Exports would skyrocket 16.6% with the entry into the Trans-Pacific Partnership

Exports would skyrocket 16.6% with the entry into the Trans-Pacific Partnership
Exports would skyrocket 16.6% with the entry into the Trans-Pacific Partnership

The placement of Uruguayan goods and services abroad would grow by 16.6% if the country were accepted into the select economic group, projected the study “Impacts of the CPTPP and the entry of new members China and Uruguay”, carried out by the institute Pharoswhich depends on the National Academy of Economics.

The increase would amount to 60.2% in terms of exports to the 12 member countries of the CPTPP: Japan, Malaysia, Vietnam, Australia, Singapore, Brunei, New Zealand, Canada, Mexico, Peru, Chili and United Kingdom. The trade area represents 13% of world GDP and 14.8% of global trade.

Uruguay It is the country that most increases its intra-bloc trade and one of those that most expands its exports global, after Japan,” says the study that analyzes the scenarios of a Uruguayan entry, on the one hand, and of the country added to China, on the other.

The document, prepared by Pedro Moncarz, Flavia Rovira, Sebastian Villano and Marcel Vaillanthighlights the positive effects of joining the Trans-Pacific Partnershipwhose intention the government of Luis Lacalle Pou presented in December 2022. Trade openness and greater exchange – which also has an effect, although smaller, on trade with non-CPTPP member countries – will raise national GDP as a consequence of an increase in consumption and tariff benefits.

The cost for the exports Uruguayans reach the markets that are part of the Trans-Pacific Partnership would be reduced by 30%. “This is verified despite being Uruguay an economy far from the large Asian markets because the country does not have agreements with any of the Asian countries,” the study noted.

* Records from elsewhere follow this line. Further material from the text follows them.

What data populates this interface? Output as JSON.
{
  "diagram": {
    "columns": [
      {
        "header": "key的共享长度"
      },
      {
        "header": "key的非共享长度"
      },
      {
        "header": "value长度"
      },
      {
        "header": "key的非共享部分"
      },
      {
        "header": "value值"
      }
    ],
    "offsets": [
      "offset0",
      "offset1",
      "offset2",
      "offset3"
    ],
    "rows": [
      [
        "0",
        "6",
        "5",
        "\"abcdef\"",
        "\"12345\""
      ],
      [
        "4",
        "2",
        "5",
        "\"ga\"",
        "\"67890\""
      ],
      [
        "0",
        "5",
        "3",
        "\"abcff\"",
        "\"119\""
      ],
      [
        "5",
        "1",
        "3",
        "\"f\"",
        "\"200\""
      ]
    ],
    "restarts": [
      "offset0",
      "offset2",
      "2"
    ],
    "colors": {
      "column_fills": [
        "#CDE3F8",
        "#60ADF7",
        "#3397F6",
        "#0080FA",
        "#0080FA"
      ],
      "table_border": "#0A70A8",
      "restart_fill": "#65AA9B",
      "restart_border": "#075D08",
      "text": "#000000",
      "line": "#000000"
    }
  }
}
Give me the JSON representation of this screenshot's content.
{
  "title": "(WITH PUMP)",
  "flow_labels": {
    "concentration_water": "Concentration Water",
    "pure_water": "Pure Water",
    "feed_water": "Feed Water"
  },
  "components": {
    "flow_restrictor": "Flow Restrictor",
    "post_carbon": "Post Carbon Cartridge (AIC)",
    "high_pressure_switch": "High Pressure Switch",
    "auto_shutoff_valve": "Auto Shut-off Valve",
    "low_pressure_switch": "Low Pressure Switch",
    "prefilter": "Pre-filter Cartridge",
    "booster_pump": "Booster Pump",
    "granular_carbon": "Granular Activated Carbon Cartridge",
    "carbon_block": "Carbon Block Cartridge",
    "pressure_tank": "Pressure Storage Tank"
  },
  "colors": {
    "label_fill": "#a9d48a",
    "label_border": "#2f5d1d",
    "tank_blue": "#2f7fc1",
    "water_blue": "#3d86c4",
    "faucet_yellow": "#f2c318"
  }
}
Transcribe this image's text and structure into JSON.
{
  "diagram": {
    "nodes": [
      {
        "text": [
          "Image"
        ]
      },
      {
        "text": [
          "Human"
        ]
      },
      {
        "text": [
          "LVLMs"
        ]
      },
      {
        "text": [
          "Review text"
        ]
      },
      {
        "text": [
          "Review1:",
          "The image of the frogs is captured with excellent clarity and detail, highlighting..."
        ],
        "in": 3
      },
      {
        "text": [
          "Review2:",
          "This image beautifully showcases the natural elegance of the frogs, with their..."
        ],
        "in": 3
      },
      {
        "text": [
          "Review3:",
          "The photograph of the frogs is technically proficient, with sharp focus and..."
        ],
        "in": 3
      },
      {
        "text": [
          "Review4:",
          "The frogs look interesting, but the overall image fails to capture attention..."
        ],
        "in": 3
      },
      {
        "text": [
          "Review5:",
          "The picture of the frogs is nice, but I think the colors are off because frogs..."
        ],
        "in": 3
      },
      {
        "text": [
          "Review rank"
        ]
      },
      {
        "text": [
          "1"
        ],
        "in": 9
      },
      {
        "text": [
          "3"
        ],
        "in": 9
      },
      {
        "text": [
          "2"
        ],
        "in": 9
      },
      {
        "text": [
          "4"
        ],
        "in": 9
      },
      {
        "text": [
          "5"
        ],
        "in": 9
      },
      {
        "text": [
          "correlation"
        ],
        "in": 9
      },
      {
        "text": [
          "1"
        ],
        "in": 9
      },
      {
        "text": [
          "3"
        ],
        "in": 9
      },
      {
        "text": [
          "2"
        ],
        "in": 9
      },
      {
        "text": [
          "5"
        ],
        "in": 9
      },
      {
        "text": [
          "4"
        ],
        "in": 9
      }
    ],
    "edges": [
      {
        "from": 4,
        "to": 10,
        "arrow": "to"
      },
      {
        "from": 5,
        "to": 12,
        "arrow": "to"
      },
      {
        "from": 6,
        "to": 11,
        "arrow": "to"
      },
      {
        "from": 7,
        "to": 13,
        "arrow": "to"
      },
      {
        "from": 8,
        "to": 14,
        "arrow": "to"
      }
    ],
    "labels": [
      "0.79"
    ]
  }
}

Uruguay’s request for accession to the CPTPP has the support of New Zealand and Australia, but a long consideration process is foreseen that, as is the case with the Free Trade Agreement (FTA) with Chinawill face the factor Mercosur. That is, the risk that the trans-Pacific bloc leans towards a block-bloc pact.

The vice chancellor Nicolas Albertoni He recognized this risk during the presentation of the work, commenting that the consultation on whether Uruguay would negotiate jointly with Mercosur or whether it would do so bilaterally was present in the seven rounds of negotiation that have been held so far by the CPTPP.